By the time Peter Kovacs became a working journalist, the tradition of publishing pages and pages of art showing Carnival floats had pretty much disappeared.
But Kovacs, editor of New Orleans’ The Advocate, remembered seeing pages from 100 years ago framed and displayed in businesses around town.
So in 2014, after one krewe suggested bringing the tradition back, The Advocate published seven bulletins showing renderings of seven parades.
“We were looking for ways to revive Mardi Gras traditions in print,” said Kovacs, who worked at the Times-Picayune for 29 years. “Our whole business model is about how print is not dead.”

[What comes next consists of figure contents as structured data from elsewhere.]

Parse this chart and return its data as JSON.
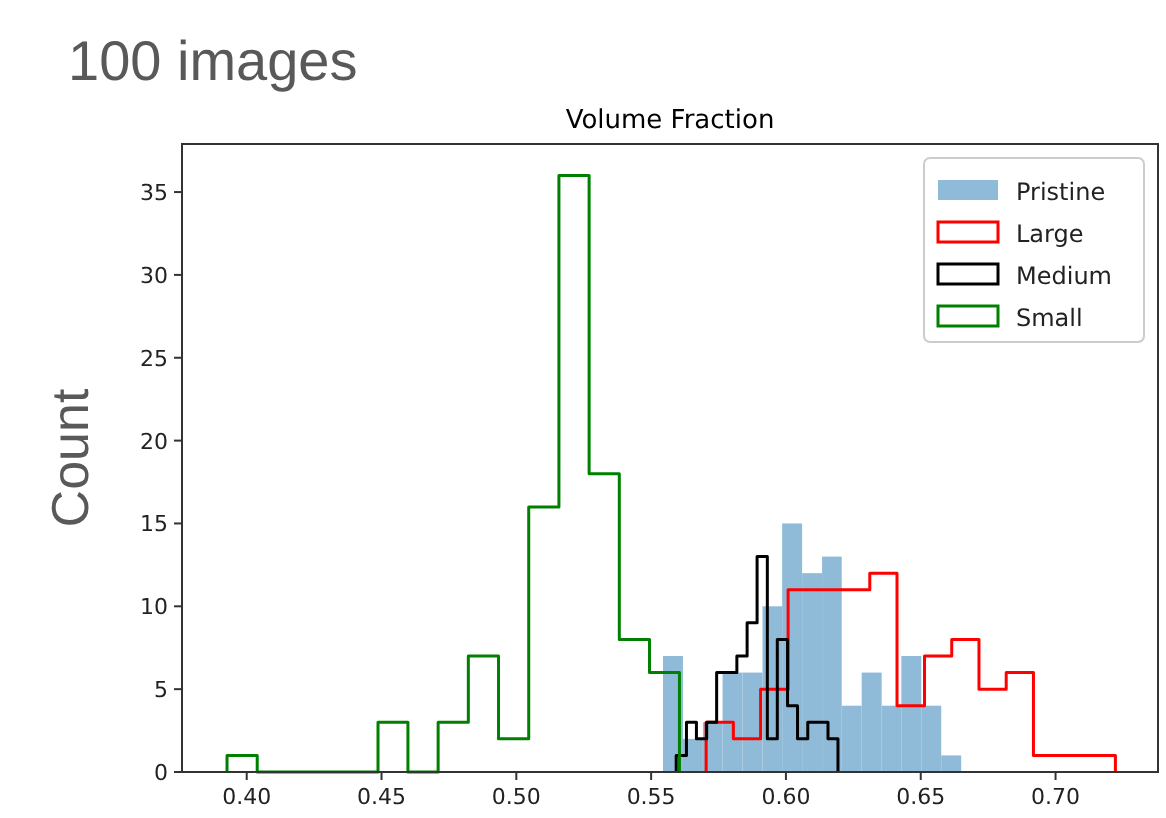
{
  "chart_data": {
    "type": "histogram",
    "title": "100 images",
    "subtitle": "Volume Fraction",
    "ylabel": "Count",
    "xlim": [
      0.376,
      0.738
    ],
    "ylim": [
      0,
      37.9
    ],
    "xticks": [
      {
        "value": 0.4,
        "label": "0.40"
      },
      {
        "value": 0.45,
        "label": "0.45"
      },
      {
        "value": 0.5,
        "label": "0.50"
      },
      {
        "value": 0.55,
        "label": "0.55"
      },
      {
        "value": 0.6,
        "label": "0.60"
      },
      {
        "value": 0.65,
        "label": "0.65"
      },
      {
        "value": 0.7,
        "label": "0.70"
      }
    ],
    "yticks": [
      0,
      5,
      10,
      15,
      20,
      25,
      30,
      35
    ],
    "legend": "top right",
    "grid": false,
    "bins": [
      0.5544,
      0.5618,
      0.5692,
      0.5765,
      0.5839,
      0.5913,
      0.5986,
      0.606,
      0.6134,
      0.6207,
      0.6281,
      0.6355,
      0.6428,
      0.6502,
      0.6576,
      0.665
    ],
    "series": [
      {
        "name": "Pristine",
        "color": "#8fbbd9",
        "values": [
          7,
          2,
          3,
          6,
          6,
          10,
          15,
          12,
          13,
          4,
          6,
          4,
          7,
          4,
          1
        ]
      },
      {
        "name": "Large",
        "type": "step",
        "color": "#ff0000",
        "x": [
          0.5704,
          0.5704,
          0.5805,
          0.5906,
          0.6008,
          0.6109,
          0.621,
          0.6311,
          0.6412,
          0.6514,
          0.6615,
          0.6716,
          0.6817,
          0.6918,
          0.702,
          0.7121,
          0.7222,
          0.7222
        ],
        "values": [
          0,
          3,
          2,
          5,
          11,
          11,
          11,
          12,
          4,
          7,
          8,
          5,
          6,
          1,
          1,
          1,
          1,
          0
        ]
      },
      {
        "name": "Medium",
        "type": "step",
        "color": "#000000",
        "x": [
          0.5593,
          0.5593,
          0.5631,
          0.5668,
          0.5706,
          0.5743,
          0.5781,
          0.5818,
          0.5856,
          0.5893,
          0.5931,
          0.5968,
          0.6006,
          0.6043,
          0.6081,
          0.6118,
          0.6156,
          0.6193,
          0.6193
        ],
        "values": [
          0,
          1,
          3,
          2,
          3,
          6,
          6,
          7,
          9,
          13,
          2,
          8,
          4,
          2,
          3,
          3,
          2,
          2,
          0
        ]
      },
      {
        "name": "Small",
        "type": "step",
        "color": "#008000",
        "x": [
          0.3927,
          0.3927,
          0.4039,
          0.4151,
          0.4263,
          0.4375,
          0.4487,
          0.4598,
          0.471,
          0.4822,
          0.4934,
          0.5046,
          0.5158,
          0.527,
          0.5382,
          0.5494,
          0.5605,
          0.5605
        ],
        "values": [
          0,
          1,
          0,
          0,
          0,
          0,
          3,
          0,
          3,
          7,
          2,
          16,
          36,
          18,
          8,
          6,
          6,
          0
        ]
      }
    ]
  }
}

The renderings come from the companies that create the floats, which create them before construction begins each year. The krewes don’t pay to be included in the bulletins, but advertisers do pay for the real estate on the back.

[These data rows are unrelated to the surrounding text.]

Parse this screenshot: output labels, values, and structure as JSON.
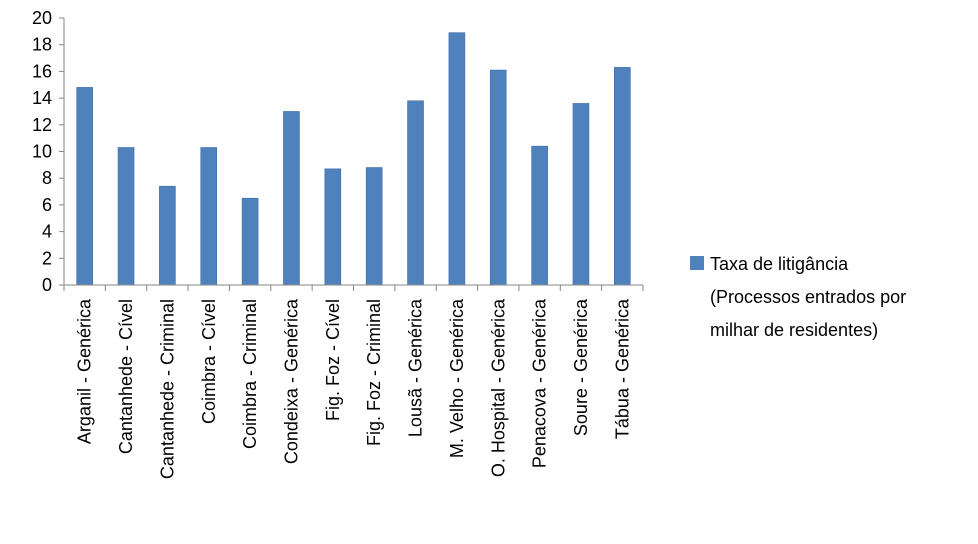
{
  "chart_data": {
    "type": "bar",
    "categories": [
      "Arganil - Genérica",
      "Cantanhede - Cível",
      "Cantanhede - Criminal",
      "Coimbra - Cível",
      "Coimbra - Criminal",
      "Condeixa - Genérica",
      "Fig. Foz - Cível",
      "Fig. Foz - Criminal",
      "Lousã - Genérica",
      "M. Velho - Genérica",
      "O. Hospital - Genérica",
      "Penacova - Genérica",
      "Soure - Genérica",
      "Tábua - Genérica"
    ],
    "series": [
      {
        "name": "Taxa de litigância (Processos entrados por milhar de residentes)",
        "values": [
          14.8,
          10.3,
          7.4,
          10.3,
          6.5,
          13.0,
          8.7,
          8.8,
          13.8,
          18.9,
          16.1,
          10.4,
          13.6,
          16.3
        ]
      }
    ],
    "legend": {
      "lines": [
        "Taxa de litigância",
        "(Processos entrados por",
        "milhar de residentes)"
      ],
      "position": "right"
    },
    "ylim": [
      0,
      20
    ],
    "yticks": [
      "0",
      "2",
      "4",
      "6",
      "8",
      "10",
      "12",
      "14",
      "16",
      "18",
      "20"
    ],
    "colors": {
      "bar": "#4f81bd",
      "bar_edge": "#3f6fa8",
      "axis": "#868686"
    },
    "grid": false
  }
}
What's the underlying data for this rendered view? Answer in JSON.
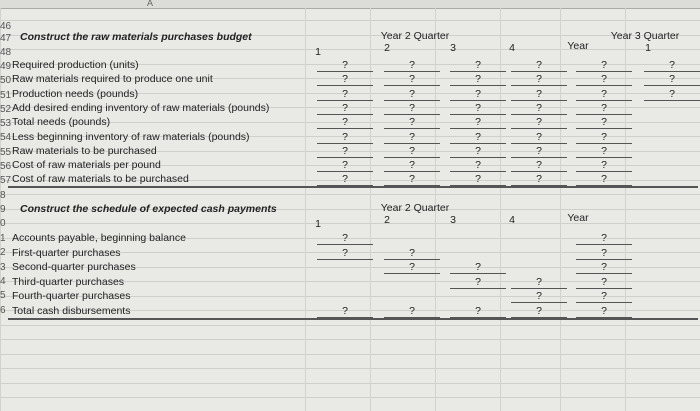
{
  "column_letter": "A",
  "row_numbers": [
    "46",
    "47",
    "48",
    "49",
    "50",
    "51",
    "52",
    "53",
    "54",
    "55",
    "56",
    "57",
    "8",
    "9",
    "0",
    "1",
    "2",
    "3",
    "4",
    "5",
    "6"
  ],
  "budget": {
    "title": "Construct the raw materials purchases budget",
    "group_header": "Year 2 Quarter",
    "next_group_header": "Year 3 Quarter",
    "columns": [
      "1",
      "2",
      "3",
      "4",
      "Year",
      "1"
    ],
    "rows": [
      {
        "label": "Required production (units)",
        "cells": [
          "?",
          "?",
          "?",
          "?",
          "?",
          "?"
        ]
      },
      {
        "label": "Raw materials required to produce one unit",
        "cells": [
          "?",
          "?",
          "?",
          "?",
          "?",
          "?"
        ]
      },
      {
        "label": "Production needs (pounds)",
        "cells": [
          "?",
          "?",
          "?",
          "?",
          "?",
          "?"
        ]
      },
      {
        "label": "Add desired ending inventory of raw materials (pounds)",
        "cells": [
          "?",
          "?",
          "?",
          "?",
          "?",
          null
        ]
      },
      {
        "label": "Total needs (pounds)",
        "cells": [
          "?",
          "?",
          "?",
          "?",
          "?",
          null
        ]
      },
      {
        "label": "Less beginning inventory of raw materials (pounds)",
        "cells": [
          "?",
          "?",
          "?",
          "?",
          "?",
          null
        ]
      },
      {
        "label": "Raw materials to be purchased",
        "cells": [
          "?",
          "?",
          "?",
          "?",
          "?",
          null
        ]
      },
      {
        "label": "Cost of raw materials per pound",
        "cells": [
          "?",
          "?",
          "?",
          "?",
          "?",
          null
        ]
      },
      {
        "label": "Cost of raw materials to be purchased",
        "cells": [
          "?",
          "?",
          "?",
          "?",
          "?",
          null
        ]
      }
    ]
  },
  "payments": {
    "title": "Construct the schedule of expected cash payments",
    "group_header": "Year 2 Quarter",
    "columns": [
      "1",
      "2",
      "3",
      "4",
      "Year"
    ],
    "rows": [
      {
        "label": "Accounts payable, beginning balance",
        "cells": [
          "?",
          null,
          null,
          null,
          "?"
        ]
      },
      {
        "label": "First-quarter purchases",
        "cells": [
          "?",
          "?",
          null,
          null,
          "?"
        ]
      },
      {
        "label": "Second-quarter purchases",
        "cells": [
          null,
          "?",
          "?",
          null,
          "?"
        ]
      },
      {
        "label": "Third-quarter purchases",
        "cells": [
          null,
          null,
          "?",
          "?",
          "?"
        ]
      },
      {
        "label": "Fourth-quarter purchases",
        "cells": [
          null,
          null,
          null,
          "?",
          "?"
        ]
      },
      {
        "label": "Total cash disbursements",
        "cells": [
          "?",
          "?",
          "?",
          "?",
          "?"
        ]
      }
    ]
  }
}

This year, starting about two weeks ago with the first of the parades, The Advocate has 16 bulletins depicting 16 krewes and their parades.
“For most people, it’s kind of a new thing,” Kovacs said, but if you live in New Orleans, you’ve probably seen some of those old ones framed on the walls of local businesses.
“So when people see it, they say ‘Oh I’ve seen that on the wall somewhere,’ ” he said.
And they might be seeing newer versions, too. The bulletins have become collectibles, Kovacs said. The Advocate plans to continue the tradition next year.